Crypto markets fell broadly on Thursday, brushing off the positive momentum from a newly signed Iran peace deal that boosted equities, after the Federal Reserve held interest rates steady but delivered a more hawkish outlook centered on persistent inflation pressures rather than growth support.
Bitcoin traded near $63,900, down about 3% over the past 24 hours, though still up roughly 2% on the week, according to CoinDesk data. The weakness was widespread across major tokens: Ether declined 3.4% to $1,733, XRP dropped 3.9% to $1.17, and Solana slid 3.6% to $71. Hyperliquid’s HYPE, which had led gains earlier in the week, posted the steepest fall at 7.2% to $69, although it remains up about 28% over seven days. Tron was the only major asset to move higher, gaining 0.9%.
The Federal Reserve was the key catalyst. While policymakers left rates unchanged at 3.5%–3.75%, updated forecasts pointed to higher inflation risks and a slower path for future rate cuts, with some officials even signaling that additional hikes could still be on the table.
This was the first policy meeting under new Fed Chair Kevin Warsh, who highlighted robust internal debate and reaffirmed the central bank’s focus on restoring price stability. The tone of the meeting was interpreted as hawkish, reinforcing expectations of tighter financial conditions that tend to weigh on liquidity-driven assets like crypto.

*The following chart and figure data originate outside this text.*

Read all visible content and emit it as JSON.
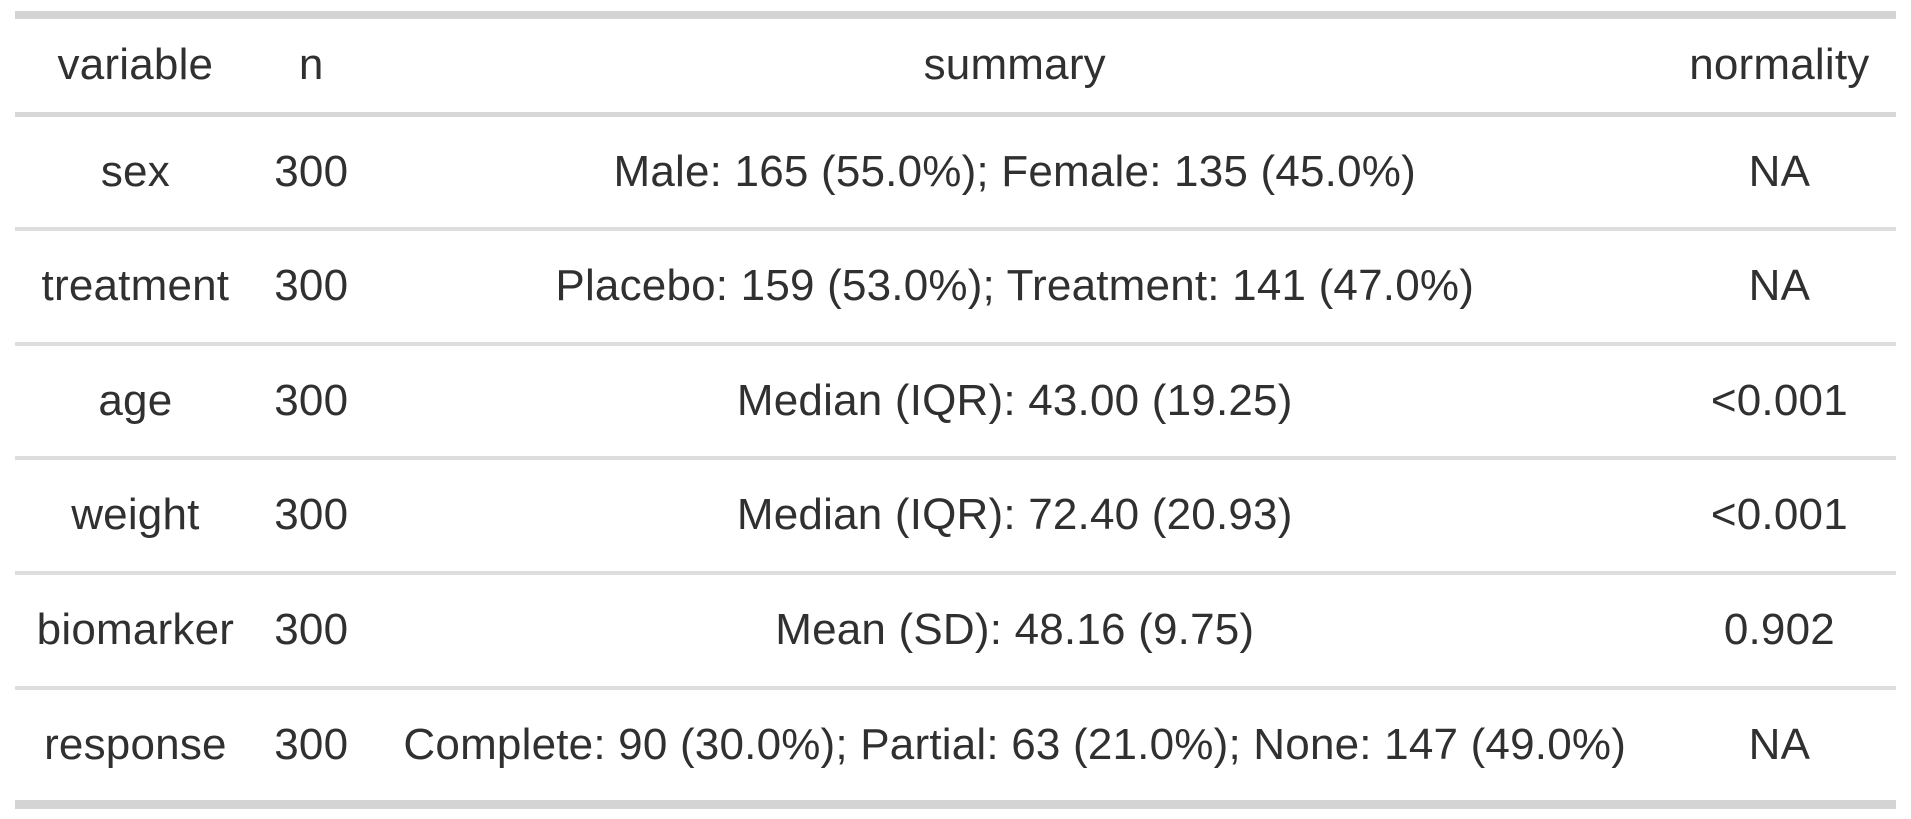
{
  "table": {
    "columns": [
      "variable",
      "n",
      "summary",
      "normality"
    ],
    "rows": [
      [
        "sex",
        "300",
        "Male: 165 (55.0%); Female: 135 (45.0%)",
        "NA"
      ],
      [
        "treatment",
        "300",
        "Placebo: 159 (53.0%); Treatment: 141 (47.0%)",
        "NA"
      ],
      [
        "age",
        "300",
        "Median (IQR): 43.00 (19.25)",
        "<0.001"
      ],
      [
        "weight",
        "300",
        "Median (IQR): 72.40 (20.93)",
        "<0.001"
      ],
      [
        "biomarker",
        "300",
        "Mean (SD): 48.16 (9.75)",
        "0.902"
      ],
      [
        "response",
        "300",
        "Complete: 90 (30.0%); Partial: 63 (21.0%); None: 147 (49.0%)",
        "NA"
      ]
    ]
  },
  "chart_data": {
    "type": "table",
    "title": "",
    "columns": [
      "variable",
      "n",
      "summary",
      "normality"
    ],
    "rows": [
      {
        "variable": "sex",
        "n": 300,
        "summary": "Male: 165 (55.0%); Female: 135 (45.0%)",
        "normality": "NA"
      },
      {
        "variable": "treatment",
        "n": 300,
        "summary": "Placebo: 159 (53.0%); Treatment: 141 (47.0%)",
        "normality": "NA"
      },
      {
        "variable": "age",
        "n": 300,
        "summary": "Median (IQR): 43.00 (19.25)",
        "normality": "<0.001"
      },
      {
        "variable": "weight",
        "n": 300,
        "summary": "Median (IQR): 72.40 (20.93)",
        "normality": "<0.001"
      },
      {
        "variable": "biomarker",
        "n": 300,
        "summary": "Mean (SD): 48.16 (9.75)",
        "normality": "0.902"
      },
      {
        "variable": "response",
        "n": 300,
        "summary": "Complete: 90 (30.0%); Partial: 63 (21.0%); None: 147 (49.0%)",
        "normality": "NA"
      }
    ],
    "layout_hints": {
      "alignment": "center",
      "heavy_rules": [
        "top",
        "bottom"
      ],
      "medium_rule": "below-header",
      "light_rules": "between-rows"
    }
  },
  "colors": {
    "background": "#ffffff",
    "text": "#303030",
    "rule_heavy": "#d4d4d4",
    "rule_medium": "#d7d7d7",
    "rule_light": "#dddddd"
  }
}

Equity markets responded differently, supported by geopolitical developments. President Donald Trump signed a preliminary agreement with Iran aimed at ending hostilities and reopening the Strait of Hormuz, improving sentiment across traditional risk assets.
S&P 500 futures rose as much as 0.9%, while Nasdaq futures climbed up to 1.5%. Brent crude slipped toward $78 per barrel. Crypto, however, failed to mirror the equity strength, highlighting its current sensitivity to monetary policy rather than geopolitical relief.
Analysts expect Bitcoin to remain range-bound in the absence of a stronger catalyst. “We expect bitcoin to continue to trade in the $60,000 to $70,000 range in the coming weeks absent any major catalyst,” said Hashdex’s Gerry O’Shea, noting that potential triggers include the CLARITY Act becoming law or further easing in US-Iran tensions.
He added that sentiment remains subdued as investors rotate toward IPOs and AI-linked equities, though institutional inflows and regulatory clarity could eventually support a return of capital to digital assets.
Overall, the market structure still points to consolidation rather than capitulation. Bitcoin holding near the low $64,000 range suggests selling pressure may be stabilizing, but upside remains capped as tighter Fed policy continues to constrain liquidity conditions.